А Бодуэн всё понимал и рассказывал свои сказки:
– Значит, так, судари и сударыни. Кому отдыхать, перекуривать – пожалуйте, рабочий день восемь часов – и отдыхайте. Но имейте в виду: всю свою зарплату вы проедаете, так что не получите ничего. Кому деньги охота зарабатывать – работайте и свое, обещаю, получите. Деньги в совхозе есть, и хорошие деньги, что б они там ни говорили. А тем более с таким урожаем. Трудиться будем на совесть и учет поведем честно, без обид, с коэффициентами за всё: за выходные, сверхурочные, сложные погодные, суточные, авральные. Даже за то, что на поле пешком ходим, а не на автобусе нас везут, за то, что воды горячей и сортиров нормальных нет, – посмотрел он на Богача, – за всё пусть платят. Неволить никого не стану, но деньги будут как в стройотряде. Я с совхозным бригадиром этот вопрос решу, а иначе мы в поле точно не выйдем.
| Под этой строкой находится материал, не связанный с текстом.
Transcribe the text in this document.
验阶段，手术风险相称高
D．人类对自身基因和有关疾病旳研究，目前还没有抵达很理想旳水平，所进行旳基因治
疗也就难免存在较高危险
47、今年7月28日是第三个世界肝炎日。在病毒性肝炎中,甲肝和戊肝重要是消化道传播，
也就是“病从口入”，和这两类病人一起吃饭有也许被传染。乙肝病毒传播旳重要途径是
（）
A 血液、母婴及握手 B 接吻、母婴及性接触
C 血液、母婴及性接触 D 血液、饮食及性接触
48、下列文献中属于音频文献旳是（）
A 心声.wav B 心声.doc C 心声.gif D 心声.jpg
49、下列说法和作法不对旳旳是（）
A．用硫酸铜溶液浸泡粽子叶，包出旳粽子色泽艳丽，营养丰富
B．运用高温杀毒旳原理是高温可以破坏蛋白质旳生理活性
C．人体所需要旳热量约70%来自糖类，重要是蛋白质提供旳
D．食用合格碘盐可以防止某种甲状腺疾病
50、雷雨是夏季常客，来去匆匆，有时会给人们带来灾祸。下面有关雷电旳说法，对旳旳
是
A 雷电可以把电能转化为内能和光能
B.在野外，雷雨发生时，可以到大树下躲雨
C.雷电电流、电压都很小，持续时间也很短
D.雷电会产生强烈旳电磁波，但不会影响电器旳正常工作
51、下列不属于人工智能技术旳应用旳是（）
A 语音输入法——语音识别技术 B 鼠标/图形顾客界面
– Послушают они тебя, как же… – сказал Роман ревниво: он никак не мог смириться с тем, что власть потерял и всякая шантрапа, непонятно к какой национальности относящаяся, им командует, а сама мысль, что можно было потребовать с совхоза деньги за отсутствующие в поле удобства, его окончательно добила.
– Никуда они не денутся, – усмехнулся Бодуэн. – А если что, я на них газету натравлю. Их надо бить их же оружием и никому не позволять над нами довлеть.
– Чего-чего не позволять? – встрепенулся Сыроед, как при поклевке, и прищурил глаза.
– Давить на нас не давать.
– Матчасть учи, профессор! – подсек Эдуард торжествующе. – Русский язык храни. Норму блюди. Довлеть и давить – это разные слова. И нельзя ни над кем довлеть. Правда, Рубчик?
– Довлеет дневи злоба его, – подтвердил Данила. – Эдичка прав. Довлеть – это значит «хватать, быть достаточным».
– Ну так довлеет тебе пятьдесят грамм каждый вечер, и не каплей больше! – рассердился Бодуэн.
– Граммов.
– А вот тут нет, – опроверг Данила. – Возможны оба варианта.